The linking loader allowed programmers to divide their programs up onto separately compilable and loadable segments. This worked well when relatively small programs were being linked with relatively small libraries. However, in the late 1960s and early 1970s, programmers got more ambitious, and their programs got a lot bigger.
Eventually, the linking loaders were too slow to tolerate. Function libraries were stored on slow devices such a magnetic tape. Even the disks, back then, were quite slow. Using these relatively slow devices, the linking loaders had to read dozens, if not hundreds, of binary libraries to resolve the external references. As programs grew larger and larger, and more library functions accumulated in libraries, a linking loader could take more than an hour just to load the program.
Eventually, the loading and the linking were separated into two phases. Programmers took the slow part—the part that did that linking—and put it into a separate application called the linker. The output of the linker was a linked relocatable that a relocating loader could load very quickly. This allowed programmers to prepare an executable using the slow linker, but then they could load it quickly, at any time.
Then came the 1980s. Programmers were working in C or some other high-level language. As their ambitions grew, so did their programs. Programs that numbered hundreds of thousands of lines of code were not unusual.
Source modules were compiled from
.c files into
.o files, and then fed into the linker to create executable files that could be quickly loaded. Compiling each individual module was relatively fast, but compiling all the modules took a bit of time. The linker would then take even more time. Turnaround had again grown to an hour or more in many cases.
It seemed as if programmers were doomed to endlessly chase their tails. Throughout the 1960s, 1970s, and 1980s, all the changes made to speed up workflow were thwarted by programmers’ ambitions, and the size of the programs they wrote. They could not seem to escape from the hour-long turnaround times. Loading time remained fast, but compile-link times were the bottleneck.

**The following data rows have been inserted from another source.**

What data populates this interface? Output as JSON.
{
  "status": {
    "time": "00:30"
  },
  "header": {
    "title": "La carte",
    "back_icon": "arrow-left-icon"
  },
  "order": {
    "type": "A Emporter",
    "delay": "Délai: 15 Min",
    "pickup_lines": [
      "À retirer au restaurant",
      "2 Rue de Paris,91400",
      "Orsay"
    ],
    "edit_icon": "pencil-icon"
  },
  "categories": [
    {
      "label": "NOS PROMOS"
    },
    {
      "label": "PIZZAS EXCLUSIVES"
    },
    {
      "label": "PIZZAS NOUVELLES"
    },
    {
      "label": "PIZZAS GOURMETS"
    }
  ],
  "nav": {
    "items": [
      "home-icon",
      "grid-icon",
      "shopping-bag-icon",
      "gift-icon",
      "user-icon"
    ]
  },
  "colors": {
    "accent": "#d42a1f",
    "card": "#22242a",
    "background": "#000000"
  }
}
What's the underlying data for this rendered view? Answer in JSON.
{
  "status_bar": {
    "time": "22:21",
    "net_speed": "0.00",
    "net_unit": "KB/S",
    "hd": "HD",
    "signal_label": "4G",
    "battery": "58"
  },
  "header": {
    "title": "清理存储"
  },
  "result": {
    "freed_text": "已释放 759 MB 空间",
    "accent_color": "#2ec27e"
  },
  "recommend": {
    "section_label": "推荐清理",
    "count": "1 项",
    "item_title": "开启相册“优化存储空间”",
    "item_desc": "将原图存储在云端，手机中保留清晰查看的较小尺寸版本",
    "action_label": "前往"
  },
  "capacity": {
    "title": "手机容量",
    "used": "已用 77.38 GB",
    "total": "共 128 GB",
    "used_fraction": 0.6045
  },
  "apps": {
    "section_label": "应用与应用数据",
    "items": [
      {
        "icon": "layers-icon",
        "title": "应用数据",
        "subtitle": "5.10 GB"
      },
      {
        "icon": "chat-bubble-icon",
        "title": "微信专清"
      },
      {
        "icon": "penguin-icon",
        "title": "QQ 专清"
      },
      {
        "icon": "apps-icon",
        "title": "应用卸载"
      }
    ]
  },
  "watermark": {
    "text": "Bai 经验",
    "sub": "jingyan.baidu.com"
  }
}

We were, of course, experiencing Murphy’s law of program size:
Programs will grow to fill all available compile and link time.
But Murphy was not the only contender in town. Along came Moore,3 and in the late 1980s, the two battled it out. Moore won that battle. Disks started to shrink and got significantly faster. Computer memory started to get so ridiculously cheap that much of the data on disk could be cached in RAM. Computer clock rates increased from 1 MHz to 100 MHz.
By the mid-1990s, the time spent linking had begun to shrink faster than our ambitions could make programs grow. In many cases, link time decreased to a matter of seconds. For small jobs, the idea of a linking loader became feasible again.
This was the era of Active-X, shared libraries, and the beginnings of
.jar files. Computers and devices had gotten so fast that we could, once again, do the linking at load time. We could link together several
.jar files, or several shared libraries in a matter of seconds, and execute the resulting program. And so the component plugin architecture was born.
Today we routinely ship
.jar files or DLLs or shared libraries as plugins to existing applications. If you want to create a mod to Minecraft, for example, you simply include your custom
.jar files in a certain folder. If you want to plug Resharper into Visual Studio, you simply include the appropriate DLLs.
These dynamically linked files, which can be plugged together at runtime, are the software components of our architectures. It has taken 50 years, but we have arrived at a place where component plugin architecture can be the casual default as opposed to the herculean effort it once was.
1. My first employer kept several dozen decks of the subroutine library source code on a shelf. When you wrote a new program, you simply grabbed one of those decks and slapped it onto the end of your deck.
2. Actually, most of those old machines used core memory, which did not get erased when you powered the computer down. We often left the function library loaded for days at a time.
3. Moore’s law: Computer speed, memory, and density double every 18 months. This law held from the 1950s to 2000, but then, at least for clock rates, stopped cold.